The HSE said conducting this activity as standard procedure aims to identify where transmission may have occurred in more cases. This will provide real-time information about events and situations of where the virus is spreading.

Public health teams may then decide to offer testing to people that were at the same venue or setting at the same time as the confirmed case, to stop further spread of disease and prevent clusters of Covid-19 developing in the community.

Asymptomatic cases

HSE clinical lead for contact management programme Dr Greg Martin said the exercise will identify contacts who may be asymptomatic.

“They will then be offered a test and that will be a mechanism where we will identify additional cases, and where we identify additional cases there is an opportunity to interrupt transmission,” he said.

“At the point in time where people are identified as having been in a setting that we’re investigating, they will be offered a test, but they won’t at that point be asked to restrict their movements per se, because at that point we don’t know really if they were a close contact or not.

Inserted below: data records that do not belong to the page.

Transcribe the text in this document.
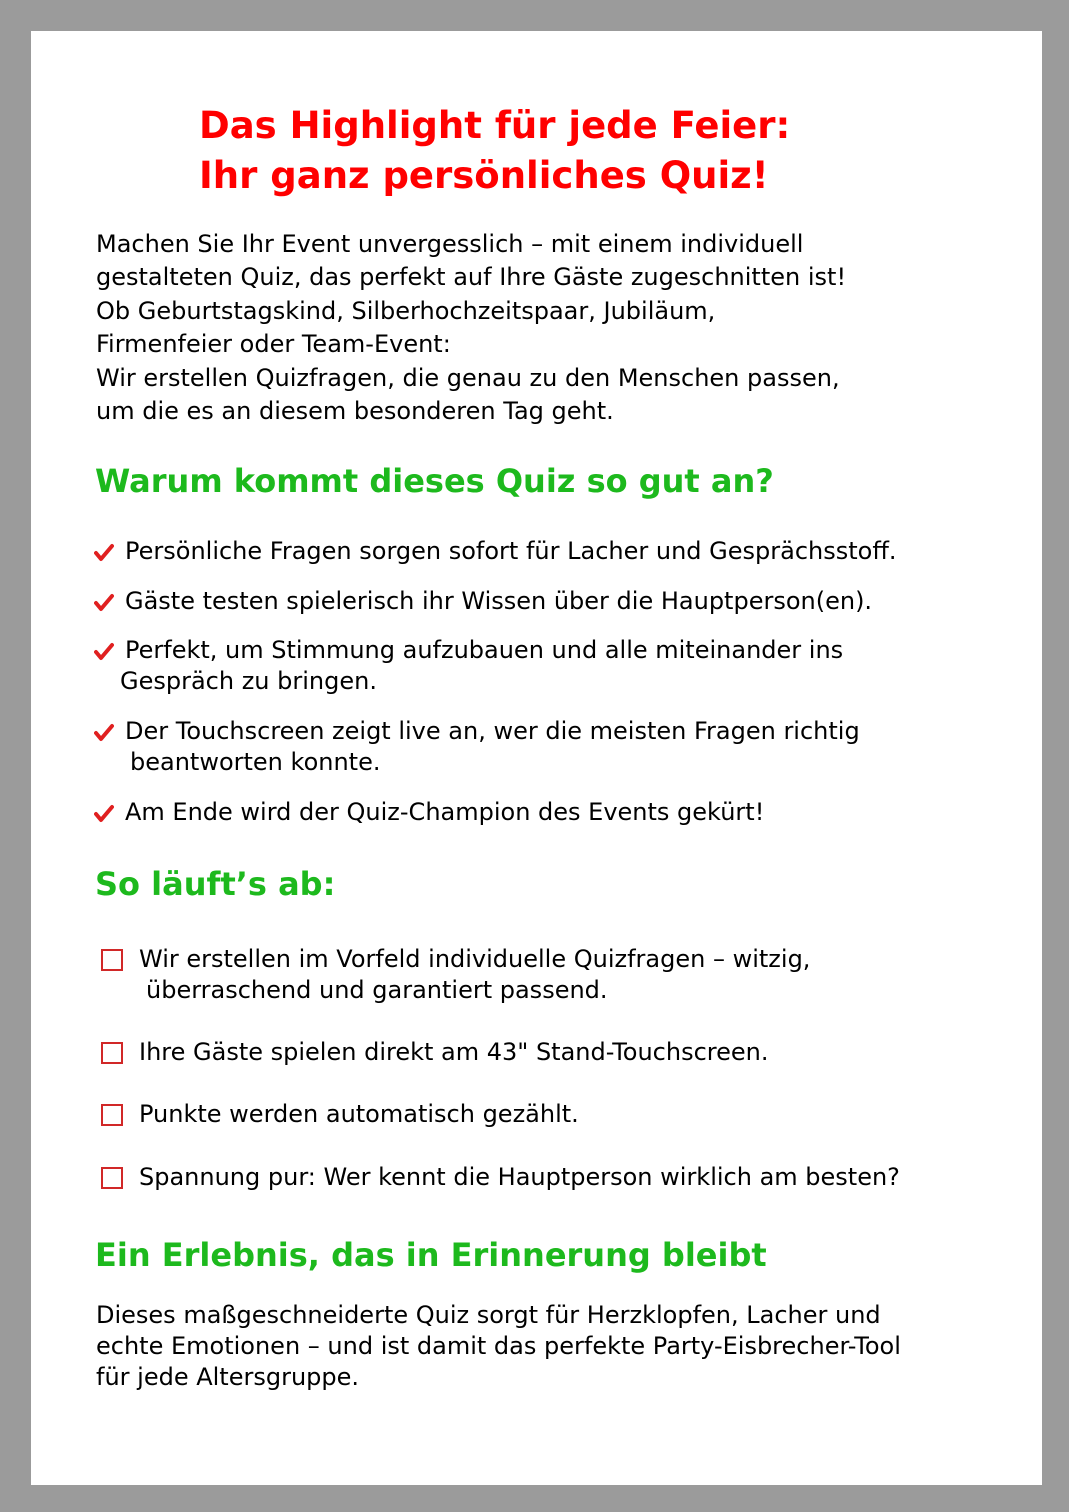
Das Highlight für jede Feier:
Ihr ganz persönliches Quiz!

Machen Sie Ihr Event unvergesslich – mit einem individuell
gestalteten Quiz, das perfekt auf Ihre Gäste zugeschnitten ist!
Ob Geburtstagskind, Silberhochzeitspaar, Jubiläum,
Firmenfeier oder Team-Event:
Wir erstellen Quizfragen, die genau zu den Menschen passen,
um die es an diesem besonderen Tag geht.

Warum kommt dieses Quiz so gut an?
Persönliche Fragen sorgen sofort für Lacher und Gesprächsstoff.
Gäste testen spielerisch ihr Wissen über die Hauptperson(en).
Perfekt, um Stimmung aufzubauen und alle miteinander ins
Gespräch zu bringen.
Der Touchscreen zeigt live an, wer die meisten Fragen richtig
beantworten konnte.
Am Ende wird der Quiz-Champion des Events gekürt!
So läuft’s ab:
Wir erstellen im Vorfeld individuelle Quizfragen – witzig,
überraschend und garantiert passend.
Ihre Gäste spielen direkt am 43" Stand-Touchscreen.
Punkte werden automatisch gezählt.
Spannung pur: Wer kennt die Hauptperson wirklich am besten?
Ein Erlebnis, das in Erinnerung bleibt

Dieses maßgeschneiderte Quiz sorgt für Herzklopfen, Lacher und
echte Emotionen – und ist damit das perfekte Party-Eisbrecher-Tool
für jede Altersgruppe.
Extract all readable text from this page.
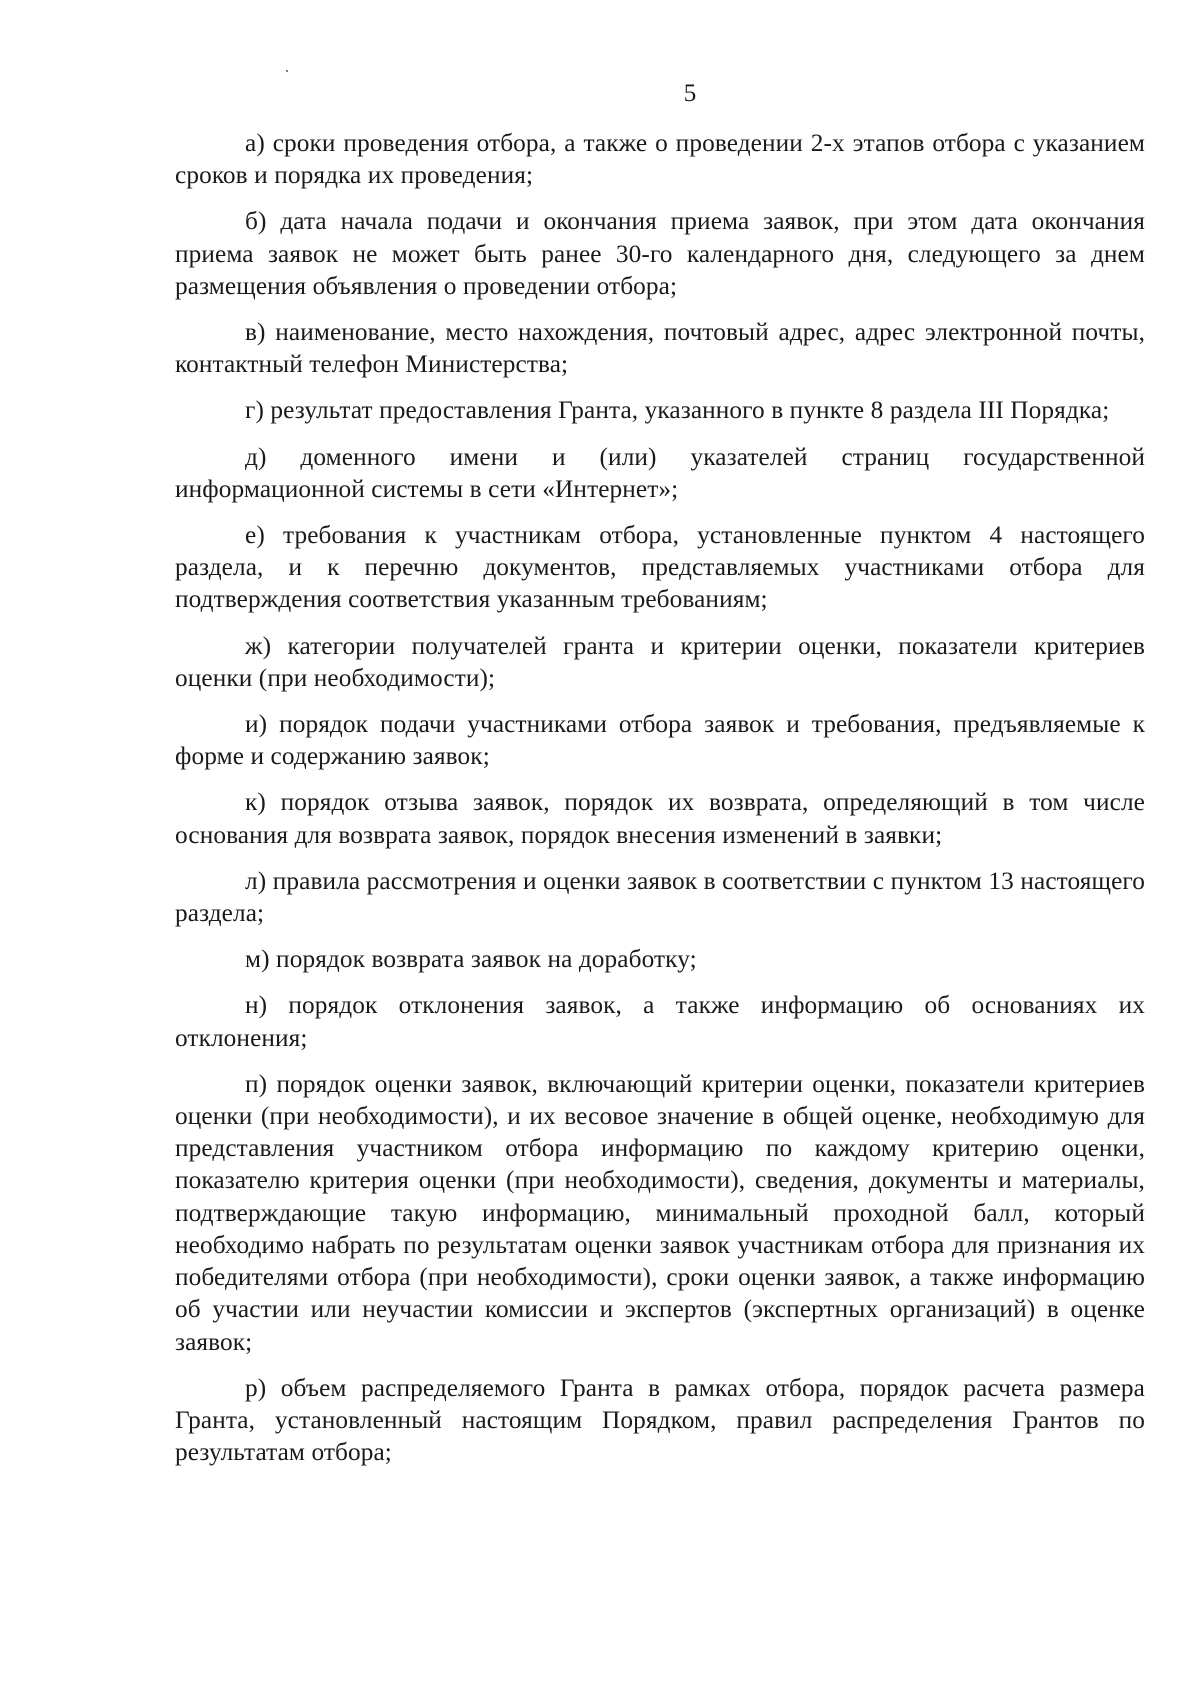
5

а) сроки проведения отбора, а также о проведении 2-х этапов отбора с указанием сроков и порядка их проведения;

б) дата начала подачи и окончания приема заявок, при этом дата окончания приема заявок не может быть ранее 30-го календарного дня, следующего за днем размещения объявления о проведении отбора;

в) наименование, место нахождения, почтовый адрес, адрес электронной почты, контактный телефон Министерства;

г) результат предоставления Гранта, указанного в пункте 8 раздела III Порядка;

д) доменного имени и (или) указателей страниц государственной информационной системы в сети «Интернет»;

е) требования к участникам отбора, установленные пунктом 4 настоящего раздела, и к перечню документов, представляемых участниками отбора для подтверждения соответствия указанным требованиям;

ж) категории получателей гранта и критерии оценки, показатели критериев оценки (при необходимости);

и) порядок подачи участниками отбора заявок и требования, предъявляемые к форме и содержанию заявок;

к) порядок отзыва заявок, порядок их возврата, определяющий в том числе основания для возврата заявок, порядок внесения изменений в заявки;

л) правила рассмотрения и оценки заявок в соответствии с пунктом 13 настоящего раздела;

м) порядок возврата заявок на доработку;

н) порядок отклонения заявок, а также информацию об основаниях их отклонения;

п) порядок оценки заявок, включающий критерии оценки, показатели критериев оценки (при необходимости), и их весовое значение в общей оценке, необходимую для представления участником отбора информацию по каждому критерию оценки, показателю критерия оценки (при необходимости), сведения, документы и материалы, подтверждающие такую информацию, минимальный проходной балл, который необходимо набрать по результатам оценки заявок участникам отбора для признания их победителями отбора (при необходимости), сроки оценки заявок, а также информацию об участии или неучастии комиссии и экспертов (экспертных организаций) в оценке заявок;

р) объем распределяемого Гранта в рамках отбора, порядок расчета размера Гранта, установленный настоящим Порядком, правил распределения Грантов по результатам отбора;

“At that point in time, we are just looking at that setting. We don’t have any firm information or data to suggest that was necessarily the setting in which there was transmission. But as soon as we know that these people were in fact exposed, they will be given the appropriate public health advice.”

Dr Martin said the approach is most effective when case numbers are low. “So, as this pandemic eventually simmers down and the vaccine programme takes effect and we see the numbers really coming down, this kind of contact tracing becomes increasingly effective,” he said.

“We believe it will be effective even at the levels we have at the moment, but are absolutely sure that as the numbers go down, this kind of chasing every last case is going to be an important part of the endgame of our public health response to this pandemic.”

However, the system has “almost no value” in a scenario where numbers are at “extremely high levels”, according to Dr Martin. “It is something we will preserve the opportunity to turn on and off depending what is most appropriate at a given time.”

There are 825 staff in the contact tracing programme, but there are no plans to take on extra staff to deal with the additional workload.

HSE national lead for testing and tracing Niamh O‘Beirne said it would involve an additional six or seven minutes on the phone in the 20 per cent of positive cases that are classified as community transmission. “It’s well within the capacity of the contact tracing system to pick that up,” she said.